Liquidation – Don’t DIY

In the event that the company goes into liquidation, it is much wiser to have professional representation, as the process is time sensitive. It moves quickly, deadlines are imposed, opportunities for recovery are minimal and the penalties can be severe;

  1. If a creditor is unable to recover a debt of more than £750 then they may issue a statutory payment demand notice, which gives you 21 days to repay the requested amount.

On occasions the creditor will skip this step and go directly to sending a winding up petition to court.
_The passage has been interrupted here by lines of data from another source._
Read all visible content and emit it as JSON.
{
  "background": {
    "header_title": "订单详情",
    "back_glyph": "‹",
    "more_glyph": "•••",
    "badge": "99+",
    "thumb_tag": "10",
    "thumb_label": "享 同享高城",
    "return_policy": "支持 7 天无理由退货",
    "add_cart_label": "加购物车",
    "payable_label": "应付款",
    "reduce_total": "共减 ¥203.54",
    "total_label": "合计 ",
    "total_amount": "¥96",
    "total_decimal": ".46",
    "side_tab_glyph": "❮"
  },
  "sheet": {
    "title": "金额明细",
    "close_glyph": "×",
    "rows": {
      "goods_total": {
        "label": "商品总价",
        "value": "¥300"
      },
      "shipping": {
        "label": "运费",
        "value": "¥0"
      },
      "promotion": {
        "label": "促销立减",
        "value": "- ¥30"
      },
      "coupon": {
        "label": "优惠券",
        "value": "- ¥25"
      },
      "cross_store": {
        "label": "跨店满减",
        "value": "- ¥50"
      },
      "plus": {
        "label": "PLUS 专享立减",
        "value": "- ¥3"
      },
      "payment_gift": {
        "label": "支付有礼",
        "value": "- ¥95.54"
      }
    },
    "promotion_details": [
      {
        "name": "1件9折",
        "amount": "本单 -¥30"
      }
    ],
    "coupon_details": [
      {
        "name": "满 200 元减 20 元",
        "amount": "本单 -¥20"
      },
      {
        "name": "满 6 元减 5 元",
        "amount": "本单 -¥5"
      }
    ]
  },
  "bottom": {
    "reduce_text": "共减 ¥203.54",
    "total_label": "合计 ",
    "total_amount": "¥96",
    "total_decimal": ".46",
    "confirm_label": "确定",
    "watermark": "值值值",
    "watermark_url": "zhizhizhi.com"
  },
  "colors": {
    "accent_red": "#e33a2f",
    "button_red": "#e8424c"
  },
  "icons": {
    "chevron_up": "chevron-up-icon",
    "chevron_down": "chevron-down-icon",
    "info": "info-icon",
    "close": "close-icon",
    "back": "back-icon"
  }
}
  1. If you fail to make payment, the creditor is likely to send a winding up petition to the court, asking that the business be closed down and its assets sold to pay the debt. To make this application the creditor will have to pay a hefty deposit to the court alongside a court fee. Be under no illusion – the creditor wants the company to be wound up. Formalities are followed regarding service of the petition and advertising in local papers, and the bank can freeze the company’s assets.

There is a glimmer of hope here. If you’re quick enough, you may be able to come to an agreement through a creditors voluntary arrangement (CVA), which could renegotiate payment terms. You may even be able to convince the creditor to back out of the winding up process. These negotiations are most likely to succeed with the professional representation of an unemotional, third party who is much less likely to damage relationships that have, due to lack of payment, soured.

  1. The court will then make its decision. If a statutory payment demand was issued and no payment made, then the court is almost definitely going to rule in favour of winding up. Your opportunity to negotiate an agreement has gone.

What’s the risk to me as company director?

When the company’s finances are under stress and corporate insolvency proceedings are ongoing, it can easily become the case that the directors may face personal liability or disqualification for decisions they make without fully understanding their duties to creditors (including payment to creditors) and the legal consequences of their actions (or inactions).

When a company becomes insolvent, the directors’ primary duty shifts from the shareholders to the creditors. This includes ensuring the sale of as many of the company’s assets as possible so that the proceeds can be used to repay its creditors. The insolvent company must ensure that there is no further depletion of assets (or increase in liabilities). If directors knowingly cause or allow an insolvent company to trade, then they risk the prospect of a wrongful trading allegation, alongside serious personal and professional costs upon completion of the liquidator’s investigation.

What to do next?

If your business is in financial difficulty (or even if you suspect that it is) then you need sensible commercial and legal advice fast. The sooner a problem is identified and addressed, the sooner it can be rectified and the best outcome achieved. So, whether you are a company director seeking clarity on your duties, advice on your available options, or in receipt of a petition or order and need immediate legal representation, you should be looking for specialist advice without delay.